Chaque jour, des informations, des reportages, des images nous rappellent l’ampleur du désastre ; nous rappellent aussi et surtout que si notre mère est si malade, c’est de notre faute. C’est nous qui la bousillons, jour après jour, de notre inconséquence. A l’anxiété vient donc s’ajouter une culpabilité crasse, omniprésente. Pour qui se renseigne un peu, il semble que le moindre geste du quotidien – se nourrir, se vêtir, se chauffer, se déplacer – soit devenu un acte destructeur, toxique, un acte simultanément suicidaire et meurtrier.

Il est bien évident qu’il nous faut changer urgemment et profondément notre façon d’être en relation avec le vivant. Pourtant, les chercheurs en écopsychologie sont formels : non seulement l’anxiété et la culpabilité ne servent à rien pour nous faire changer collectivement dans nos comportements, mais elles font même partie du problème. Si l’on considère qu’il existe une écologie psychique au même titre qu’une écologie physique, l’anxiété et la culpabilité polluent et nous intoxiquent sur le plan psychique tout autant que les pesticides et les nuages radioactifs le font sur le plan physique.

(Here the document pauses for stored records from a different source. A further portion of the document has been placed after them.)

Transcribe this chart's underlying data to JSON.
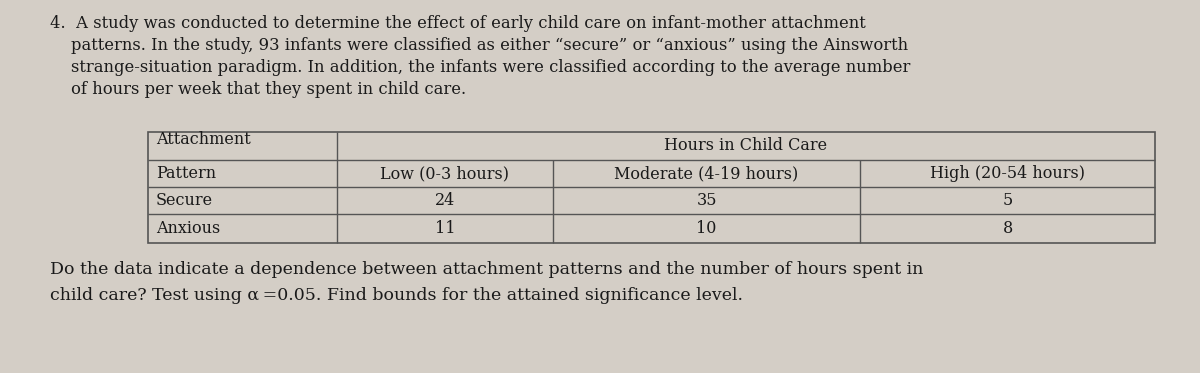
{
  "background_color": "#d4cec6",
  "fig_width": 12.0,
  "fig_height": 3.73,
  "paragraph_text_line1": "4.  A study was conducted to determine the effect of early child care on infant-mother attachment",
  "paragraph_text_line2": "    patterns. In the study, 93 infants were classified as either “secure” or “anxious” using the Ainsworth",
  "paragraph_text_line3": "    strange-situation paradigm. In addition, the infants were classified according to the average number",
  "paragraph_text_line4": "    of hours per week that they spent in child care.",
  "question_line1": "Do the data indicate a dependence between attachment patterns and the number of hours spent in",
  "question_line2": "child care? Test using α =0.05. Find bounds for the attained significance level.",
  "font_size_para": 11.8,
  "font_size_table": 11.5,
  "font_size_question": 12.5,
  "text_color": "#1a1a1a",
  "table_edge_color": "#555555",
  "table": {
    "row0_col0_top": "Attachment",
    "row0_col0_bot": "Pattern",
    "row0_header": "Hours in Child Care",
    "col1_label": "Low (0-3 hours)",
    "col2_label": "Moderate (4-19 hours)",
    "col3_label": "High (20-54 hours)",
    "secure_vals": [
      "24",
      "35",
      "5"
    ],
    "anxious_vals": [
      "11",
      "10",
      "8"
    ]
  }
}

L’une des voies à laquelle nous invite les écopsychologues et d’autres explorateurs de notre lien au vivant, c’est de nous réensauvager, de réensauvager nos corps et nos consciences. De retrouver notre nature animale et instinctive qui, elle, sait d’où elle vient, à quoi elle participe et à quoi elle appartient. Il y a quelque chose de véritablement jouissif à réanimer nos sens, à retrouver notre connexion avec le vivant. Pendant des millénaires, nous avons vécu dans des forêts. Aujourd’hui, un grand nombre d’entre nous vit entouré de bitume et de béton. La pire des déforestations, c’est celle que nous avons subi à l’intérieur de nos psychismes, déracinés, ratiboisés. Il est temps d’y replanter des arbres. De se réenforester.

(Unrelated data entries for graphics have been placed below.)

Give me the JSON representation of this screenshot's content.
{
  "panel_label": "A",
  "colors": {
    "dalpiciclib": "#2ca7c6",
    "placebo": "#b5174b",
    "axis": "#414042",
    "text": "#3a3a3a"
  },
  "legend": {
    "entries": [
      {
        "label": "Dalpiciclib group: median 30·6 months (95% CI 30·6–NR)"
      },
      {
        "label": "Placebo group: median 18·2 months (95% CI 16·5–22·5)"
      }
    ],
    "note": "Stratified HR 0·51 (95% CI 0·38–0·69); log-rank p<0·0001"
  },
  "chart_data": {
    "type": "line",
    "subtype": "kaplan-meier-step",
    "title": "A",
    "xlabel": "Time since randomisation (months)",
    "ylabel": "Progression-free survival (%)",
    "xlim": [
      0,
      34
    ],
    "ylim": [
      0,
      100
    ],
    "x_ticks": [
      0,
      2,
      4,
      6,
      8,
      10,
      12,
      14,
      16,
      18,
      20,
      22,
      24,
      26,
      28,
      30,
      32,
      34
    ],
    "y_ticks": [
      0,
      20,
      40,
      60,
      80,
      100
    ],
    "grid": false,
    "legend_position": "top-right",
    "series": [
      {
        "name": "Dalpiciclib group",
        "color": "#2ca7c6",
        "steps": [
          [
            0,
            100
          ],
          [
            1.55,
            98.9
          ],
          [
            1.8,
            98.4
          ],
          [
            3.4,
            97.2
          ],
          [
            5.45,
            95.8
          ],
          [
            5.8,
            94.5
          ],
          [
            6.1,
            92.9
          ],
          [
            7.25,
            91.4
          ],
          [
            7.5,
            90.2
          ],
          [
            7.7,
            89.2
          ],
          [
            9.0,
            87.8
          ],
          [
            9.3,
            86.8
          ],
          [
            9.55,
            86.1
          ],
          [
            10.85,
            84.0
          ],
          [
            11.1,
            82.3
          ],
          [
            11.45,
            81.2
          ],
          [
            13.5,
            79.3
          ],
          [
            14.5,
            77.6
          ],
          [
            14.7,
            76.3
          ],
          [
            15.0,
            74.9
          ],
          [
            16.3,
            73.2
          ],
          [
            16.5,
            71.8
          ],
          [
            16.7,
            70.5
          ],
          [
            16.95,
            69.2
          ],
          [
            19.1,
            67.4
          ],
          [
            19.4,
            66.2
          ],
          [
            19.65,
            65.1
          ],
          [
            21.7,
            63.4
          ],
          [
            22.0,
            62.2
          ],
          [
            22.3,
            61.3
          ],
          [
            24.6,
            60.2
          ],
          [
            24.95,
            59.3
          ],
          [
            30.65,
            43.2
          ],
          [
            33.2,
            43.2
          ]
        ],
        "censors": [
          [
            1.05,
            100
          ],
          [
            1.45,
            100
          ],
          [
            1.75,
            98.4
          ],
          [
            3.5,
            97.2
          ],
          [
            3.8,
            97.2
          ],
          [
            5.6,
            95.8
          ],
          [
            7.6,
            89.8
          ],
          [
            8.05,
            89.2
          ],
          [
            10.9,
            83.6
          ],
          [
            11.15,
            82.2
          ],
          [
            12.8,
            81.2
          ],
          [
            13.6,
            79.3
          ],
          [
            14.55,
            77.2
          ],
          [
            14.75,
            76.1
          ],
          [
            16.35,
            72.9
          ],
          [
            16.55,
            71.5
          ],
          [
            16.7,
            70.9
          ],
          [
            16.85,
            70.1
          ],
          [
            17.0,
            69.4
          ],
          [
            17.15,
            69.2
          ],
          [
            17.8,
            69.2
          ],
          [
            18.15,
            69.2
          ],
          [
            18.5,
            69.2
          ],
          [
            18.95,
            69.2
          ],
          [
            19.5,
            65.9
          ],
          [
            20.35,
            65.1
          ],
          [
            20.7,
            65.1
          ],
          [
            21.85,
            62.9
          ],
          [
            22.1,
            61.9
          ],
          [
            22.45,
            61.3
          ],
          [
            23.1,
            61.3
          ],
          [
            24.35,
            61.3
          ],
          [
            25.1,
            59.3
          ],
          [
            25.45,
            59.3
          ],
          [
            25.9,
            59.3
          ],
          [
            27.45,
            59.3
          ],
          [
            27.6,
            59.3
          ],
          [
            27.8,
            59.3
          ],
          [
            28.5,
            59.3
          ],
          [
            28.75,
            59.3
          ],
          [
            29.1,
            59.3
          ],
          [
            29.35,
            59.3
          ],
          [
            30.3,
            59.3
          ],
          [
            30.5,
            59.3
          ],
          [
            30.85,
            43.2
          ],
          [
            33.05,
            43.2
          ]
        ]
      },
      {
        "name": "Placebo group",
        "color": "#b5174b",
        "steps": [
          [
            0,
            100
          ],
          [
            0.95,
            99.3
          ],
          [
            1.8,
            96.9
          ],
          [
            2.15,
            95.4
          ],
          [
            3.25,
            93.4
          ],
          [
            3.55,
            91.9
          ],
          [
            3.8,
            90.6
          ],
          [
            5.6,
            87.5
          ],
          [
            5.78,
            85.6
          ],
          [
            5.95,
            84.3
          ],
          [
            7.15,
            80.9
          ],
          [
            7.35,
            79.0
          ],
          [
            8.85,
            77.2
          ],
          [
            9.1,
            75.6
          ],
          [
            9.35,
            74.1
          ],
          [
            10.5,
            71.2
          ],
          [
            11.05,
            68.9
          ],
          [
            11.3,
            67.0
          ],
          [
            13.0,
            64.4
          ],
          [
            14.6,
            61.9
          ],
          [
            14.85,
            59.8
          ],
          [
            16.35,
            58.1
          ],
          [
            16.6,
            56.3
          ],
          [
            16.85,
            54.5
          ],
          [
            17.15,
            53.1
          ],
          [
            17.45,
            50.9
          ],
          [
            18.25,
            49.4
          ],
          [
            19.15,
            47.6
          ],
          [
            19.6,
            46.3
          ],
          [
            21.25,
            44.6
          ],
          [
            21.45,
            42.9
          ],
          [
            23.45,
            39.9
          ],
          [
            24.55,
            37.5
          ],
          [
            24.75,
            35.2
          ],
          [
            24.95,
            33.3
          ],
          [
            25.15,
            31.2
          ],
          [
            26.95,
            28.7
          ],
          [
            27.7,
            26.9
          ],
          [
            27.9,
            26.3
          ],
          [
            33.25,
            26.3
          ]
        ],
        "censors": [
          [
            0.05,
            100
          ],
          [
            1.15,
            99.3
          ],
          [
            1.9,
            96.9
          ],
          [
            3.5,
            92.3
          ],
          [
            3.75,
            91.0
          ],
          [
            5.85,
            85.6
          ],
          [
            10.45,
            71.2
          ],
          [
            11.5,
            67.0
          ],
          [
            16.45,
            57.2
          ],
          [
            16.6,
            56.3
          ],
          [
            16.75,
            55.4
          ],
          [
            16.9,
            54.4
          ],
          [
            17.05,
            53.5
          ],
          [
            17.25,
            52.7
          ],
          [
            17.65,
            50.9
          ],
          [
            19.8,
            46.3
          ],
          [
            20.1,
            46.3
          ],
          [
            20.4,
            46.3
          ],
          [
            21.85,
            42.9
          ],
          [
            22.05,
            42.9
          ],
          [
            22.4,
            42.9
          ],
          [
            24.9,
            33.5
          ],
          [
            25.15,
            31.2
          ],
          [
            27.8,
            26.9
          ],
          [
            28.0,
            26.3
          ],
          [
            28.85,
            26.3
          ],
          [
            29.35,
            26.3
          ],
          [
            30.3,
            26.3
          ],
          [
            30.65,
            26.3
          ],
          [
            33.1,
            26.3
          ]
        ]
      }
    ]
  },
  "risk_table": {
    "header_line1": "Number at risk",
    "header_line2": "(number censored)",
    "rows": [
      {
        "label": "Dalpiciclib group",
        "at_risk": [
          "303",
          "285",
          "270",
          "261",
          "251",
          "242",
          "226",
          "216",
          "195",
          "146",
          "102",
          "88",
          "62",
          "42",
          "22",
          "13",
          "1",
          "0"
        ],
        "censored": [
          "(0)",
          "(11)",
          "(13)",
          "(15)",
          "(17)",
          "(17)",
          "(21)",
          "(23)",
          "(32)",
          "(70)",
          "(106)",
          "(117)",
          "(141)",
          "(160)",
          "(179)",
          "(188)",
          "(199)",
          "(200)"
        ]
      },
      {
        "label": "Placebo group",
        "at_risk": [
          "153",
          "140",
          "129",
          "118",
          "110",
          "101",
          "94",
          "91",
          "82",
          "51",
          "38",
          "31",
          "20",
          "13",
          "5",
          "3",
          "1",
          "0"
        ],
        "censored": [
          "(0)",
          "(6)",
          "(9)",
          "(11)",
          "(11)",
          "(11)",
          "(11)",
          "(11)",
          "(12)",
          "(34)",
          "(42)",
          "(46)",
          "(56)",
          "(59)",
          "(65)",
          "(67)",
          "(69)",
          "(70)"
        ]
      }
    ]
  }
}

Se réensauvager ou se réenforester ne signifie pas tourner le dos à la civilisation et à tout ce qu’elle a pu apporter : la connaissance, la musique, la littérature, la poésie… C’est sortir de la dualité entre le Civilisé et le Sauvage. Comme le dit Morizot, « le dehors de chaque terme d’un dualisme, ce n’est jamais son terme opposé, c’est le dehors du dualisme lui-même. Sortir du Civilisé, ce n’est pas se jeter dans le Sauvage, pas plus que sortir du Progrès implique de céder à l’Effondrement : c’est sortir de l’opposition entre les deux. ».
Selon la psychologie transpersonnelle et intégrale, dans la lignée de nombreuses traditions spirituelles, l’être humain est un animal, plus un dieu. Ce sont nos deux racines ; une dans la densité de la Matière, l’autre dans le Mystère de l’Esprit. Il semble qu’en plus d’être déforestés, nous soyons doublement déracinés. Il s’agit donc plus que jamais de retrouver nos racines, de faire danser en nous le sauvage et le divin, d’en découvrir les alliances possibles et, à partir de là, de réinventer de nouvelles manières d’être au monde.

Comme le suggère la romancière Jean Hegland dans son magnifique ouvrage « Dans la Forêt », peut-être que la période de crises multiples que nous traversons se révélera un jour comme un mauvais rêve, une déconnexion furtive, une décompensation psychotique collective qui aurait mal tourné. Il est en tout cas temps pour toutes celles et ceux qui en ressentent l’appel de retrouver la joie brute d’habiter un corps vivant et vibrant, un corps né de cette matrice qu’est la Terre, infiniment résiliente, puissante et aimante. Temps aussi de retrouver notre sens de la transcendance, du Mystère, de l’Infini. C’est, je crois, ce qui nous permettra de faire disparaître les nuages toxiques qui nous polluent tant, aussi bien dans nos vallées que dans nos psychés.

Pour cet automne, je vous souhaite donc que vos narines puissent s’enivrer du parfum de l’humus forestier, que votre visage retrouve la sensation vivifiante d’une pluie glacée qui dégouline et que, en plongeant votre regard dans l’infini d’un ciel étoilé, vous puissiez retrouver la saveur et la profondeur de l’Être.